During my twenty years of pursuing research in biomedical sciences, I have authored more than fifty journal publications, developed more than twenty online computational systems, and filed two patents as co-inventor. I have a demonstrated record in the development of online computational systems and databases that support clinical research, biomedical data mining, and knowledge discovery. The computational tools that I developed have been used in the study of cancer, immunology, vaccinology, toxicology, and infectious disease. Through the development of advanced computational solutions, I have contributed to the rapid progress of biomedicine and health informatics.
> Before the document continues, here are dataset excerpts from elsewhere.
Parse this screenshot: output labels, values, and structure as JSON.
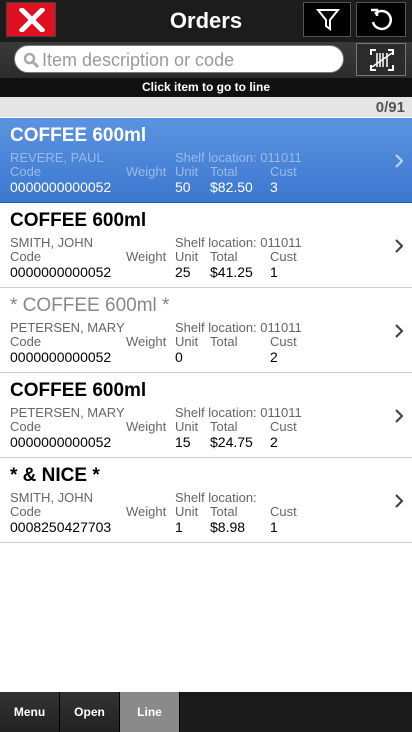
{
  "header": {
    "title": "Orders"
  },
  "search": {
    "placeholder": "Item description or code"
  },
  "hint": "Click item to go to line",
  "counter": "0/91",
  "labels": {
    "code": "Code",
    "weight": "Weight",
    "unit": "Unit",
    "total": "Total",
    "cust": "Cust"
  },
  "items": [
    {
      "name": "COFFEE 600ml",
      "customer": "REVERE, PAUL",
      "shelf": "Shelf location: 011011",
      "code": "0000000000052",
      "unit": "50",
      "total": "$82.50",
      "cust": "3",
      "selected": true,
      "dim": false
    },
    {
      "name": "COFFEE 600ml",
      "customer": "SMITH, JOHN",
      "shelf": "Shelf location: 011011",
      "code": "0000000000052",
      "unit": "25",
      "total": "$41.25",
      "cust": "1",
      "selected": false,
      "dim": false
    },
    {
      "name": "* COFFEE 600ml *",
      "customer": "PETERSEN, MARY",
      "shelf": "Shelf location: 011011",
      "code": "0000000000052",
      "unit": "0",
      "total": "",
      "cust": "2",
      "selected": false,
      "dim": true
    },
    {
      "name": "COFFEE 600ml",
      "customer": "PETERSEN, MARY",
      "shelf": "Shelf location: 011011",
      "code": "0000000000052",
      "unit": "15",
      "total": "$24.75",
      "cust": "2",
      "selected": false,
      "dim": false
    },
    {
      "name": "* & NICE *",
      "customer": "SMITH, JOHN",
      "shelf": "Shelf location:",
      "code": "0008250427703",
      "unit": "1",
      "total": "$8.98",
      "cust": "1",
      "selected": false,
      "dim": false
    }
  ],
  "tabs": [
    {
      "label": "Menu"
    },
    {
      "label": "Open"
    },
    {
      "label": "Line"
    }
  ],
  "colors": {
    "close": "#e01020",
    "selected": "#3c78d0",
    "topbar": "#1c1c1c"
  },
  "icons": {
    "close": "close-icon",
    "filter": "filter-icon",
    "refresh": "refresh-icon",
    "search": "search-icon",
    "scan": "scan-icon",
    "chevron": "chevron-right-icon"
  }
}
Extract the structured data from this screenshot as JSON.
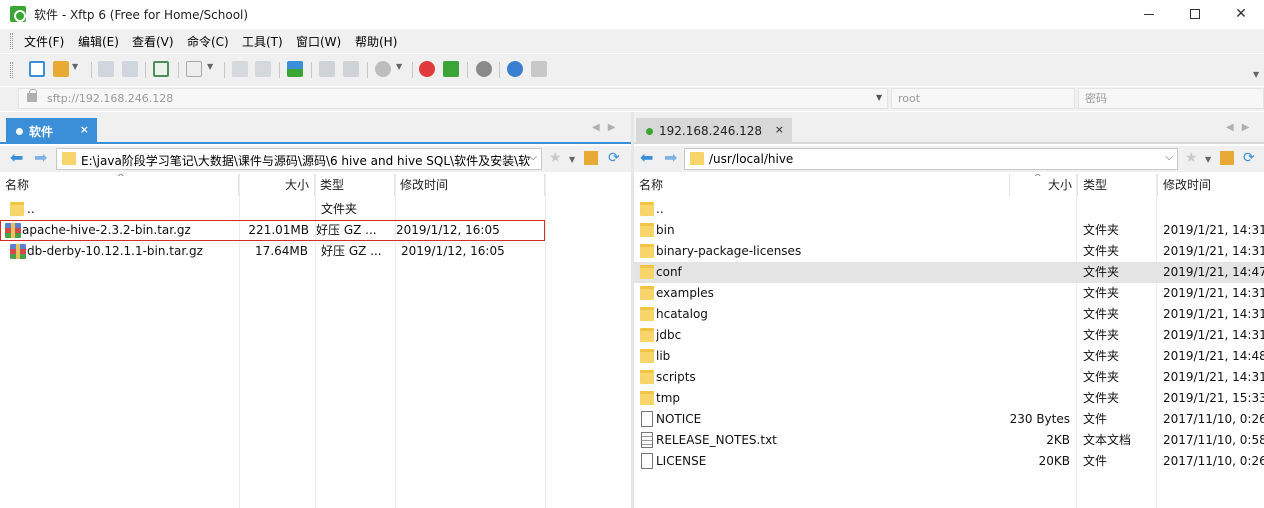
{
  "window": {
    "title": "软件 - Xftp 6 (Free for Home/School)",
    "controls": {
      "minimize": "",
      "maximize": "",
      "close": "✕"
    }
  },
  "menu": [
    "文件(F)",
    "编辑(E)",
    "查看(V)",
    "命令(C)",
    "工具(T)",
    "窗口(W)",
    "帮助(H)"
  ],
  "toolbar": {
    "icons": [
      "new-session-icon",
      "open-folder-icon",
      "connect-icon",
      "disconnect-icon",
      "new-window-icon",
      "screen-icon",
      "copy-icon",
      "paste-icon",
      "transfer-icon",
      "page-icon",
      "page-icon-2",
      "stop-icon",
      "xshell-icon",
      "xftp-icon",
      "settings-icon",
      "help-icon",
      "chat-icon"
    ],
    "colors": {
      "accent": "#3a8fd8",
      "xshell": "#e0383b",
      "xftp": "#3aa535"
    }
  },
  "address": {
    "host": "sftp://192.168.246.128",
    "user_placeholder": "root",
    "password_placeholder": "密码"
  },
  "left_pane": {
    "tab_label": "软件",
    "tab_close": "×",
    "path": "E:\\java阶段学习笔记\\大数据\\课件与源码\\源码\\6 hive and hive SQL\\软件及安装\\软",
    "columns": [
      "名称",
      "大小",
      "类型",
      "修改时间"
    ],
    "rows": [
      {
        "name": "..",
        "size": "",
        "type": "文件夹",
        "modified": "",
        "icon": "folder-icon"
      },
      {
        "name": "apache-hive-2.3.2-bin.tar.gz",
        "size": "221.01MB",
        "type": "好压 GZ ...",
        "modified": "2019/1/12, 16:05",
        "icon": "archive-icon"
      },
      {
        "name": "db-derby-10.12.1.1-bin.tar.gz",
        "size": "17.64MB",
        "type": "好压 GZ ...",
        "modified": "2019/1/12, 16:05",
        "icon": "archive-icon"
      }
    ]
  },
  "right_pane": {
    "tab_label": "192.168.246.128",
    "tab_close": "×",
    "path": "/usr/local/hive",
    "columns": [
      "名称",
      "大小",
      "类型",
      "修改时间"
    ],
    "rows": [
      {
        "name": "..",
        "size": "",
        "type": "",
        "modified": "",
        "icon": "folder-icon"
      },
      {
        "name": "bin",
        "size": "",
        "type": "文件夹",
        "modified": "2019/1/21, 14:31",
        "icon": "folder-icon"
      },
      {
        "name": "binary-package-licenses",
        "size": "",
        "type": "文件夹",
        "modified": "2019/1/21, 14:31",
        "icon": "folder-icon"
      },
      {
        "name": "conf",
        "size": "",
        "type": "文件夹",
        "modified": "2019/1/21, 14:47",
        "icon": "folder-icon"
      },
      {
        "name": "examples",
        "size": "",
        "type": "文件夹",
        "modified": "2019/1/21, 14:31",
        "icon": "folder-icon"
      },
      {
        "name": "hcatalog",
        "size": "",
        "type": "文件夹",
        "modified": "2019/1/21, 14:31",
        "icon": "folder-icon"
      },
      {
        "name": "jdbc",
        "size": "",
        "type": "文件夹",
        "modified": "2019/1/21, 14:31",
        "icon": "folder-icon"
      },
      {
        "name": "lib",
        "size": "",
        "type": "文件夹",
        "modified": "2019/1/21, 14:48",
        "icon": "folder-icon"
      },
      {
        "name": "scripts",
        "size": "",
        "type": "文件夹",
        "modified": "2019/1/21, 14:31",
        "icon": "folder-icon"
      },
      {
        "name": "tmp",
        "size": "",
        "type": "文件夹",
        "modified": "2019/1/21, 15:33",
        "icon": "folder-icon"
      },
      {
        "name": "NOTICE",
        "size": "230 Bytes",
        "type": "文件",
        "modified": "2017/11/10, 0:26",
        "icon": "file-icon"
      },
      {
        "name": "RELEASE_NOTES.txt",
        "size": "2KB",
        "type": "文本文档",
        "modified": "2017/11/10, 0:58",
        "icon": "text-doc-icon"
      },
      {
        "name": "LICENSE",
        "size": "20KB",
        "type": "文件",
        "modified": "2017/11/10, 0:26",
        "icon": "file-icon"
      }
    ]
  }
}
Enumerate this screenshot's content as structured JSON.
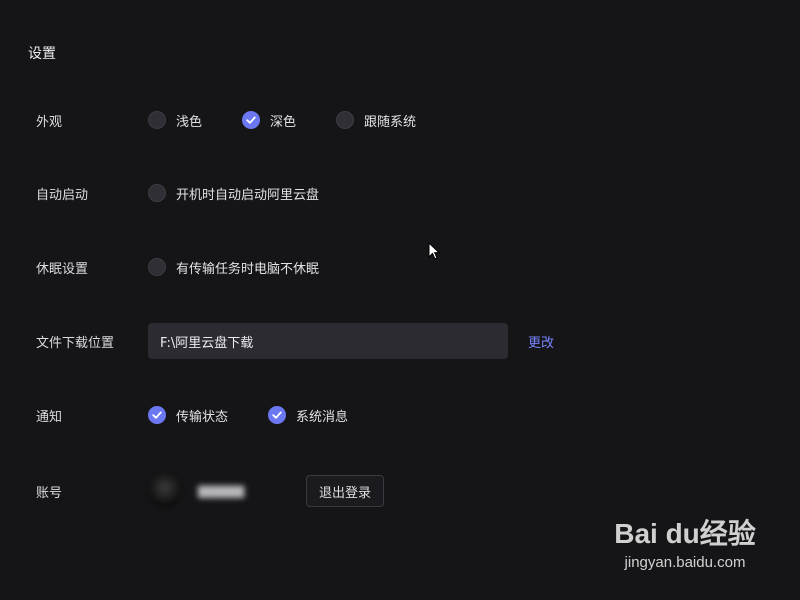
{
  "page": {
    "title": "设置"
  },
  "appearance": {
    "label": "外观",
    "options": [
      {
        "label": "浅色",
        "checked": false
      },
      {
        "label": "深色",
        "checked": true
      },
      {
        "label": "跟随系统",
        "checked": false
      }
    ]
  },
  "autostart": {
    "label": "自动启动",
    "option": "开机时自动启动阿里云盘",
    "checked": false
  },
  "sleep": {
    "label": "休眠设置",
    "option": "有传输任务时电脑不休眠",
    "checked": false
  },
  "download": {
    "label": "文件下载位置",
    "path": "F:\\阿里云盘下载",
    "change": "更改"
  },
  "notify": {
    "label": "通知",
    "options": [
      {
        "label": "传输状态",
        "checked": true
      },
      {
        "label": "系统消息",
        "checked": true
      }
    ]
  },
  "account": {
    "label": "账号",
    "logout": "退出登录"
  },
  "watermark": {
    "logo": "Bai du经验",
    "url": "jingyan.baidu.com"
  },
  "colors": {
    "accent": "#6c78f2",
    "link": "#7a86ff",
    "background": "#151518"
  }
}
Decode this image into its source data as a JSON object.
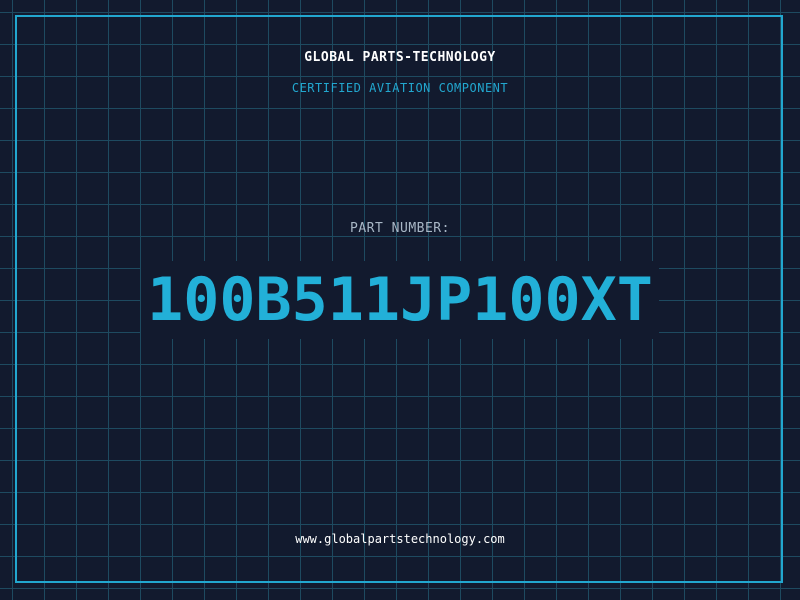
{
  "header": {
    "company": "GLOBAL PARTS-TECHNOLOGY",
    "subtitle": "CERTIFIED AVIATION COMPONENT"
  },
  "part": {
    "label": "PART NUMBER:",
    "number": "100B511JP100XT"
  },
  "footer": {
    "website": "www.globalpartstechnology.com"
  },
  "colors": {
    "background": "#121a2e",
    "accent": "#22a7cf",
    "grid": "#1e4a60",
    "label": "#a9b7c6",
    "text": "#ffffff"
  }
}
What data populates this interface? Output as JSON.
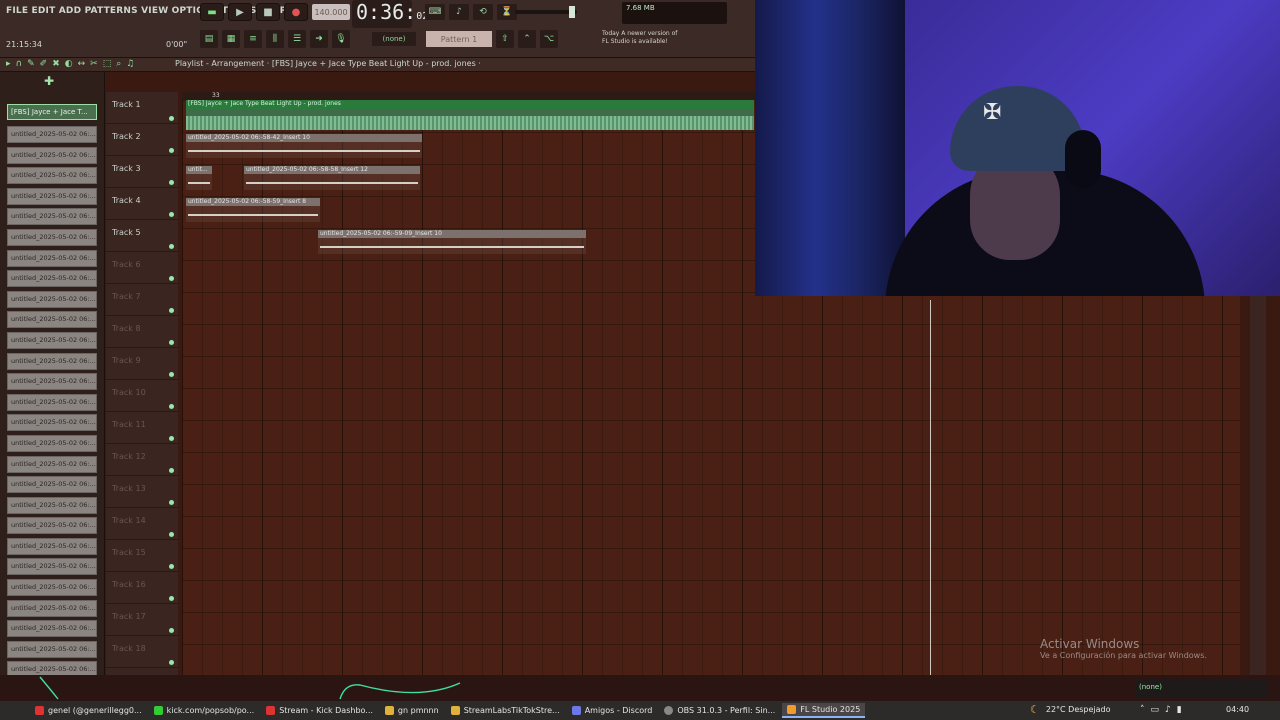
{
  "menu": "FILE  EDIT  ADD  PATTERNS  VIEW  OPTIONS  TOOLS  HELP",
  "clock": "21:15:34",
  "zoom": "0'00\"",
  "tempo": "140.000",
  "time_main": "0:36:",
  "time_sub": "02",
  "cpu_text": "7.68 MB",
  "snap": "(none)",
  "pattern_selector": "Pattern 1",
  "news": {
    "line1": "Today  A newer version of",
    "line2": "FL Studio is available!"
  },
  "playlist_title": "Playlist - Arrangement · [FBS] Jayce + Jace Type Beat Light Up - prod. jones ·",
  "picker": {
    "active": "[FBS] Jayce + Jace T...",
    "items": [
      "untitled_2025-05-02 06:...",
      "untitled_2025-05-02 06:...",
      "untitled_2025-05-02 06:...",
      "untitled_2025-05-02 06:...",
      "untitled_2025-05-02 06:...",
      "untitled_2025-05-02 06:...",
      "untitled_2025-05-02 06:...",
      "untitled_2025-05-02 06:...",
      "untitled_2025-05-02 06:...",
      "untitled_2025-05-02 06:...",
      "untitled_2025-05-02 06:...",
      "untitled_2025-05-02 06:...",
      "untitled_2025-05-02 06:...",
      "untitled_2025-05-02 06:...",
      "untitled_2025-05-02 06:...",
      "untitled_2025-05-02 06:...",
      "untitled_2025-05-02 06:...",
      "untitled_2025-05-02 06:...",
      "untitled_2025-05-02 06:...",
      "untitled_2025-05-02 06:...",
      "untitled_2025-05-02 06:...",
      "untitled_2025-05-02 06:...",
      "untitled_2025-05-02 06:...",
      "untitled_2025-05-02 06:...",
      "untitled_2025-05-02 06:...",
      "untitled_2025-05-02 06:...",
      "untitled_2025-05-02 06:...",
      "untitled_2025-05-02 06:..."
    ]
  },
  "tracks": [
    "Track 1",
    "Track 2",
    "Track 3",
    "Track 4",
    "Track 5",
    "Track 6",
    "Track 7",
    "Track 8",
    "Track 9",
    "Track 10",
    "Track 11",
    "Track 12",
    "Track 13",
    "Track 14",
    "Track 15",
    "Track 16",
    "Track 17",
    "Track 18"
  ],
  "ruler_marks": [
    "33",
    "",
    "",
    "",
    "",
    "",
    ""
  ],
  "clips": {
    "main": "[FBS] Jayce + Jace Type Beat Light Up - prod. jones",
    "t2": "untitled_2025-05-02 06:-58-42_Insert 10",
    "t3a": "untit...",
    "t3b": "untitled_2025-05-02 06:-58-58_Insert 12",
    "t4": "untitled_2025-05-02 06:-58-59_Insert 8",
    "t5": "untitled_2025-05-02 06:-59-09_Insert 10"
  },
  "watermark": {
    "title": "Activar Windows",
    "sub": "Ve a Configuración para activar Windows."
  },
  "taskbar": {
    "tray_top": "(none)",
    "tasks": [
      "genel (@generillegg0...",
      "kick.com/popsob/po...",
      "Stream - Kick Dashbo...",
      "gn pmnnn",
      "StreamLabsTikTokStre...",
      "Amigos - Discord",
      "OBS 31.0.3 - Perfil: Sin...",
      "FL Studio 2025"
    ],
    "weather": "22°C  Despejado",
    "time": "04:40"
  },
  "colors": {
    "accent_green": "#8fe09a",
    "playlist_bg": "#4a2014"
  }
}
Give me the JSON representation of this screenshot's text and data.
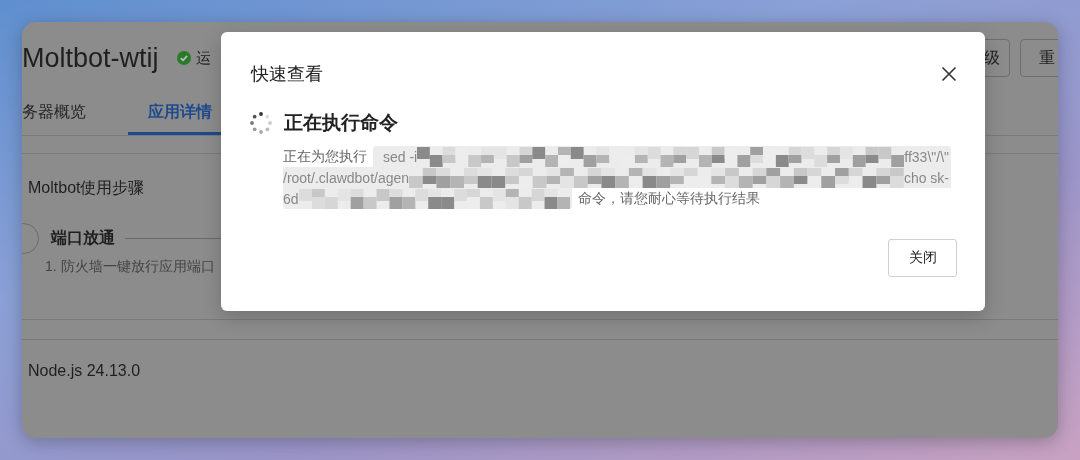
{
  "background_window": {
    "title": "Moltbot-wtij",
    "status": "运",
    "buttons": [
      "级",
      "重"
    ],
    "tabs": [
      {
        "label": "务器概览",
        "selected": false
      },
      {
        "label": "应用详情",
        "selected": true
      }
    ],
    "section_title": "Moltbot使用步骤",
    "step": {
      "title": "端口放通",
      "description": "1. 防火墙一键放行应用端口"
    },
    "version": "Node.js 24.13.0"
  },
  "dialog": {
    "title": "快速查看",
    "status_title": "正在执行命令",
    "message": {
      "prefix": "正在为您执行",
      "command_lines": [
        {
          "start": "sed -i",
          "end": "ff33\\\"/\\\""
        },
        {
          "start": "/root/.clawdbot/agen",
          "end": "cho sk-"
        },
        {
          "start": "6d"
        }
      ],
      "suffix": "命令，请您耐心等待执行结果"
    },
    "buttons": [
      "关闭"
    ]
  }
}
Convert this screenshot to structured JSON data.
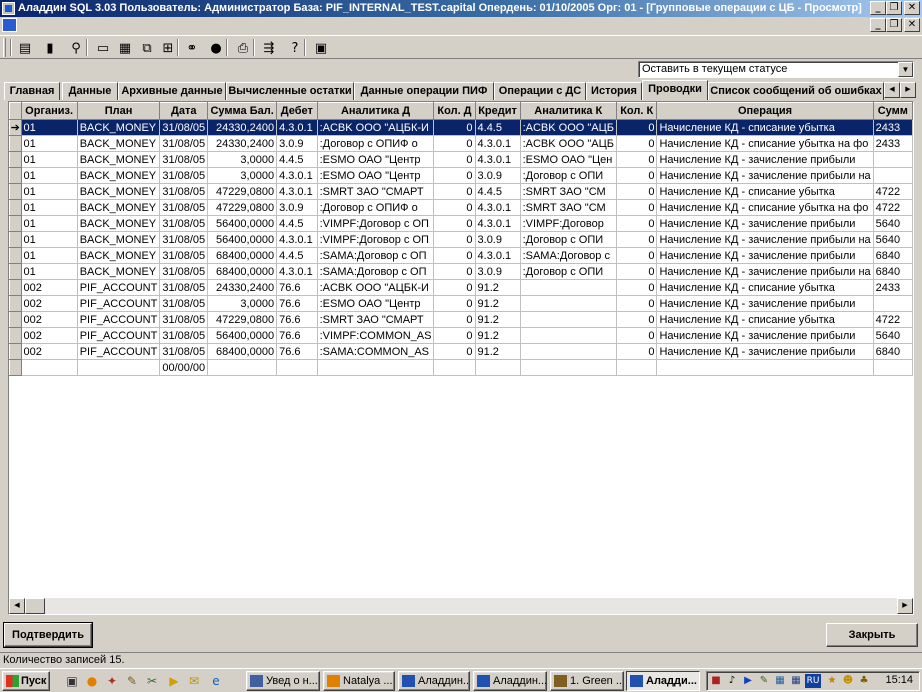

This past March, I was invited to give a few talks in China. At Peking University Peoples Hospital, in Beijing, I presented “TANTIGEN: a comprehensive database of tumor T cell antigens.” Then, at the 2018 “Huaxi International Medical Valley” construction seminar in Chengdu entitled “Clinical Decision Support Systems and Evidence-based Medicine—Antidote Application: A System for Treatment of Common Toxin Overdose.” 

I have several recent publications that you can see listed on my faculty profile page.

What courses do you teach?
I am the faculty coordinator for the Health Informatics program, in which I teach Biomedical Sciences and Health IT (MET CS 570) and Health Informatics (MET CS 580). I also teach Foundations of Analytics with R (MET CS 544), Data Analysis and Visualization with R (MET CS 555), and Web Analytics and Mining (MET CS 688).

Please highlight a particular course project that most interests your students.
The term project in CS 580 requires students to understand the logic of selected medical algorithms. We don’t require students to implement the algorithm considering some students don’t have a programming background. But, a group of students in previous semesters did combine the CS 580 term project with their term project in Software Engineering (MET CS 673), and implemented an online system mimicking the clinical decision process for treatment of type II diabetes. Students presented this work at the 2015 Computer Science and Education in Computer Science (CSECS) conference.